Death and Resurrection

by | Mar 29, 2021 | Formation, Reflections

What is the meaning of death for Catholics? Some possible answers: hope for eternal life, a return to the Father’s house, an encounter with infinite love, the ecstasy of finally seeing the face of Jesus, the fulfillment of the promise of the resurrection. All of that is true and that is why the saints yearned for death and prepared themselves in advance for this encounter with God.  Who does not want to experience peace, forgiveness, the purest and most merciful love … who does not want to live in heaven near the Father? It is Jesus himself, as always, who teaches us by example that death is temporary, that the sadness of his departure, which the Apostles experienced was unnecessary. Indeed, if they had known how quickly they were going to see Jesus again, they would never have felt such profound sorrow. Jesus not only returned, but brought with him the Holy Spirit, the divine breath of life to share with them and renew them. The hours of sadness were actually few in number and very quickly the women once again encountered Jesus at the place where he had been buried.

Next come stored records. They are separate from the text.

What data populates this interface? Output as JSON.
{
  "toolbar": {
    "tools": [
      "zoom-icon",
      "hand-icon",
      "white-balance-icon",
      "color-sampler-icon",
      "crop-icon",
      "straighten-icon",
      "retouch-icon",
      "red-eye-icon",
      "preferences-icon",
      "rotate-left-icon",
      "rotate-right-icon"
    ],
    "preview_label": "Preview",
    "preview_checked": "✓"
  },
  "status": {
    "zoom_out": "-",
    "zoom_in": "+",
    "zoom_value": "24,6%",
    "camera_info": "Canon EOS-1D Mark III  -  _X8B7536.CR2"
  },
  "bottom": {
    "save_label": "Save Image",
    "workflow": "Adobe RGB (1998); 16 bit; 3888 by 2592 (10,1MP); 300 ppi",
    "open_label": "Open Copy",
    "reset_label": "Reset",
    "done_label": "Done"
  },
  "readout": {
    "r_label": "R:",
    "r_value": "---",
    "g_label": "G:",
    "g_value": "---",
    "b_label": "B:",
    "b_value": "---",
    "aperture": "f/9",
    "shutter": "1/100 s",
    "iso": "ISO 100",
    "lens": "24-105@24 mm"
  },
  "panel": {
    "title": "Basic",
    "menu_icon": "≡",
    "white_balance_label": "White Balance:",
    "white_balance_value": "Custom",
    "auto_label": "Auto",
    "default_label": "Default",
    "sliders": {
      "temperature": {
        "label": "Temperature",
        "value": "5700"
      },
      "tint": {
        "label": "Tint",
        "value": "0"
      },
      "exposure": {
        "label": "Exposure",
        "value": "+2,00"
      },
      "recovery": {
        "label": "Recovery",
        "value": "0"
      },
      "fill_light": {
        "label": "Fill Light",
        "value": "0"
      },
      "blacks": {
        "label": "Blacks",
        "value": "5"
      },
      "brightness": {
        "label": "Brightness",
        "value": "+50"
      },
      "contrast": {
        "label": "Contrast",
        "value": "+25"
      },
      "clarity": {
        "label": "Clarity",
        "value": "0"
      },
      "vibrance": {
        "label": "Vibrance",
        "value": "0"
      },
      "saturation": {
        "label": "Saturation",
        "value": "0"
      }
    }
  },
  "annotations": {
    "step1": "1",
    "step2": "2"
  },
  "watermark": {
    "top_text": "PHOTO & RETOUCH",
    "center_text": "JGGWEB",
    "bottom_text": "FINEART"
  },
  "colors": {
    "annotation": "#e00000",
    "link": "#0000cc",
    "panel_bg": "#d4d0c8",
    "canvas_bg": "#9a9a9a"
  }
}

We all experience, however, the death of a loved one, and not only is pain inevitable, but it is a pain that burns, embraces, oppresses the chest, cuts the breath, reduces energy, and for a time, changes the perspective of the world around us. How many family members, friends, acquaintances have died during this pandemic? The stories about those who have died seem to be endless … and there also appears to be little relief and comfort. But sooner or later, a certain calmness returns, air returns to the body, the mourning process becomes a healing process.  If we have had the misfortune to lose a loved one, let us not put sadness aside, rather let us continue to live with this sadness and allow healing to come at its own pace.  Let us also focus on the teaching of Jesus: the resurrection will soon come and we will see our loved ones again. Indeed,  we will share eternal life with them … and as a consequence, we are actually separated from our loved ones for a rather brief period of time. Furthermore, those who have died are in the best place, surrounded by the brightest light and the greatest love possible. Our faith will transform mourning into joy. Therefore, let us never forget that we are created in the image and likeness of God and the divine spark, which is within each one of us,  naturally seeks to be united with the one who created us.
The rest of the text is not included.